Nuke threat makes little difference for them

No other event, coming just days after North Korea said it was reprocessing spent fuel rods to make nuclear bombs, could better symbolise South Korea's commitment to boosting ties with its communist neighbour.
Seoul has often shuddered at Pyongyang's belligerent rhetoric and nuclear brinkmanship but has never looked back on its three-year crusade to coax Pyongyang out of its international isolation.
It was the biggest single group of South Koreans to travel to North Korea and was also historic because they used a new land route across the heavily fortified border, said Kim Yoon-Kyu, president of Hyundai Asan, a South Korean firm that runs loss-making tourism ventures to North Korea.
"It's an epoch-making incident in our 50-year-long national division that more than 1,000 South Korean people crossed the military demarcation line (MDL) by land to reach Pyongyang," he was quoted as saying by Yonhap news agency.
The MDL bisects the demilitarised zone that has divided the two-Koreas since the 1950-53 Korean war.

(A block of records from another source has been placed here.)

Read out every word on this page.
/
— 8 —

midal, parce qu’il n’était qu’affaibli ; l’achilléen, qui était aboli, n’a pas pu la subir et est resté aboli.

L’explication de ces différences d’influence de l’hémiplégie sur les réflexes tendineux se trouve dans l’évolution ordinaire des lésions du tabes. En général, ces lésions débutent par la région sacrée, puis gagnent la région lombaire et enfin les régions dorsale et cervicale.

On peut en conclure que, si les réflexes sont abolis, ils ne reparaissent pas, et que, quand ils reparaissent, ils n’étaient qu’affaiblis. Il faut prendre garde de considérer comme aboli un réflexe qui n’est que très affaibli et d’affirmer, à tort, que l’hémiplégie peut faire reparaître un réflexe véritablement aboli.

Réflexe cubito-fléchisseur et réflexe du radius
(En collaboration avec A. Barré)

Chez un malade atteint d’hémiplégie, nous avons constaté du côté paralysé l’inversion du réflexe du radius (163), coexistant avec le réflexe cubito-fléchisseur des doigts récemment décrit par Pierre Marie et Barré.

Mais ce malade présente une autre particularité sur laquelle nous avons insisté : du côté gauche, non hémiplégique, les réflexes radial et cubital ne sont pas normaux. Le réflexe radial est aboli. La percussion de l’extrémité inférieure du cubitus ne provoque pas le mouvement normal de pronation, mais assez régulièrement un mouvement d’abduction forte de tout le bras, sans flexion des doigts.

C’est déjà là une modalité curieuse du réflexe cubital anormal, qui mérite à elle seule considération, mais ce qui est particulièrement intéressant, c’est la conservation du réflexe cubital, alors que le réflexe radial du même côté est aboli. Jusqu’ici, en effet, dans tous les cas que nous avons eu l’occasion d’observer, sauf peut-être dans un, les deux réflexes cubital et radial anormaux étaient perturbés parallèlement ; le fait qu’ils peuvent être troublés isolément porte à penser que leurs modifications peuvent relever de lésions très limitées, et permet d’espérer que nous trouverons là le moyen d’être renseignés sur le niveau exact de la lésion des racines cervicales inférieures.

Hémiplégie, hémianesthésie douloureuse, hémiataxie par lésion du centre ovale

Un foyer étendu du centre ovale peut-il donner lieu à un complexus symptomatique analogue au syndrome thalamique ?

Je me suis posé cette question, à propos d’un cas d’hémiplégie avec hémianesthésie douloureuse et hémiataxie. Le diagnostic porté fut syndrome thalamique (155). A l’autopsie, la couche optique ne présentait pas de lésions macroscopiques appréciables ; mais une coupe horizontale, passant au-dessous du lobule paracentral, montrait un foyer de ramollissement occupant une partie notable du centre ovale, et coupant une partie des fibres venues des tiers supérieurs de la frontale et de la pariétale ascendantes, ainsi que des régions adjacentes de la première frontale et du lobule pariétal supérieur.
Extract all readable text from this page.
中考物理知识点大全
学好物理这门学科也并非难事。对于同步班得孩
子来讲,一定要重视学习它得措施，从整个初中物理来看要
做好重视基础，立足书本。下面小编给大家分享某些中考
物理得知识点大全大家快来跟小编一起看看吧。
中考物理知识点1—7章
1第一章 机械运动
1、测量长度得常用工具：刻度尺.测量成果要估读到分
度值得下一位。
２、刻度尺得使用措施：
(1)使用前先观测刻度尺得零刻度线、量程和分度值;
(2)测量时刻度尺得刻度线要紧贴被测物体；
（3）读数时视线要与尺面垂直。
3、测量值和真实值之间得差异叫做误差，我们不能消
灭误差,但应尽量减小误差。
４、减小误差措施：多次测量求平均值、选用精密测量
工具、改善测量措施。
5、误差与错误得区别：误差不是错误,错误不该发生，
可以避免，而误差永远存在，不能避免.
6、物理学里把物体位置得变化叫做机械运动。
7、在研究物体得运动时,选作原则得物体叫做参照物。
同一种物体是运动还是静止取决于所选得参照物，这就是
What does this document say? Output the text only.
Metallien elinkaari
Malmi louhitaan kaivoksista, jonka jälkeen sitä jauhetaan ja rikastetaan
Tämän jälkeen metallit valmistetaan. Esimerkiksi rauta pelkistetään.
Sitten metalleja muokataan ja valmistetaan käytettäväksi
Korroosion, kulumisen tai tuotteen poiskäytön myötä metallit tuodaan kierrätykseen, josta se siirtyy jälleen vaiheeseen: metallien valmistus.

Lee Su-hyok, vice chairman of North Korea's Asia-Pacific Peace Committee, said Pyongyang hoped the symbolic event would "provide momentum for the persistent development of inter-Korean relations."
The nuclear crisis that erupted one year ago has resulted in delays in inter-Korean cooperation projects agreed at a landmark inter-Korean summit in Pyongyang in 2000.
But South Korean President Roh Moo-Hyun and his top aides have never questioned the wisdom of continuing the engagement policy he inherited from his predecessor, Nobel laureate Kim Dae-Jung, who stepped down in February.
At the same time ties between Seoul and Washington have been strained over how to handle the North Korean nuclear crisis and rising anti-American sentiment.
North Korea's longstanding goal has been to drive a wedge between South Korea and United States, and the eventuial withdrawal of US troops from South Korea.
"National cooperation is the way of checking and frustrating the US imperialists' moves for aggression and war and achieve peace of the country and independent national reunification," North Korea's ruling Worker's Party newspaper Rodong Sinmun said in a commentary Monday.
Seoul has forged ahead with exchanges regardless, and cabinet level talks are scheduled for next week, as well as more working level negotiations on economic exchange projects.
The 56 million dollar gymnasium was constructed by Hyundai using North Korean labour and named after the South Korean business group's late founder Chung Ju-Yung, a pioneer of inter-Korean economic changes.
The South Koreans travelled in a caravan of 28 buses over the new land route across the western end of the inter-Korean border. They were accompanied by 100 heads of cattle, trucked to Pyongyang as a gift from Hyundai to mark the opening ceremony.